Eine Gemeinsame lutherisch-reformierte Arbeitsgruppe nahm 1999 ihre Arbeit auf, die auf einen Zeitraum von drei Jahren angelegt war. Die Arbeitsgruppe hatte den Auftrag, die derzeitigen Beziehungen zwischen lutherischen und reformierten Kirchen in verschiedenen Regionen zu untersuchen und Empfehlungen für die Weiterentwicklung der weltweiten Beziehungen zwischen den beiden Partnern zu unterbreiten.
Die Arbeitsgruppe schloss 2001 ihre Aktivitäten ab. Im Jahr 2002 wurde ihr Bericht "Zur Gemeinschaft und zum gemeinsamen Zeugnis berufen" veröffentlicht und dem LWB-Rat in Wittenberg (Deutschland) vorgelegt.
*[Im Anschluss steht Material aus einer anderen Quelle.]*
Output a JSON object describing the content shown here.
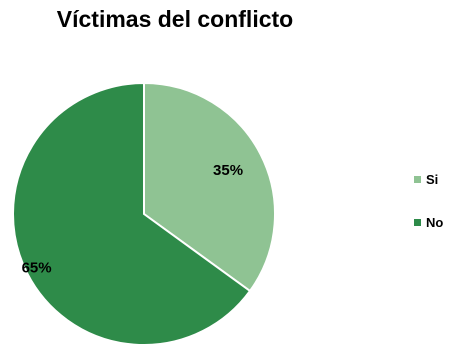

Der Rat nahm die Empfehlung der Arbeitsgruppe, eine Gemeinsame lutherisch-reformierte Kommission zu gründen, an. Diese Kommission wird unter anderem für ein Studienprojekt zu Strukturen von Kirchengemeinschaften verantwortlich sein, sich mit der Vielfalt und Komplementarität ekklesiologischer Ansätze innerhalb beider Konfessionsfamilien auseinanderzusetzen, die sich zu neuen Formen der Kirchengemeinschaft hinentwickeln.
Die Sekretariate des LWB und des RWB haben sich zeitweise regelmässig zu gemeinsamen Stabssitzungen zusammengefunden, um die Zusammenarbeit zu begleiten und zu fördern. Die beiden Organisationen beteiligen sich an mehreren Studienprogrammen des jeweils anderen Partners.
Die regionale Ebene
1998 wurde das 25-jährige Jubiläum der Leuenberger Konkordie zwischen lutherischen und reformierten Kirchen in Europa feierlich begangen. Diese bahnbrechende bilaterale Vereinbarung einer Kirchengemeinschaft wird weiterentwickelt und zeugt von einer lebendigen ökumenischen Bewegung.
In den USA wurde 1998 die „Formula of Agreement" gefeiert, das Übereinkommen über volle Kirchengemeinschaft zwischen der Evangelisch-Lutherischen Kirche in Amerika (ELKA) einerseits und der Presbyterianischen Kirche (USA), der Reformierten Kirche in Amerika und der Vereinigten Kirche Christi (USA) andererseits.
2000 unterzeichnete die Norwegische Kirche die Leuenberger Konkordie und 2001 trat auch die Dänische Evangelisch-Lutherische Volkskirche der Leuenberger Kirchengemeinschaft bei.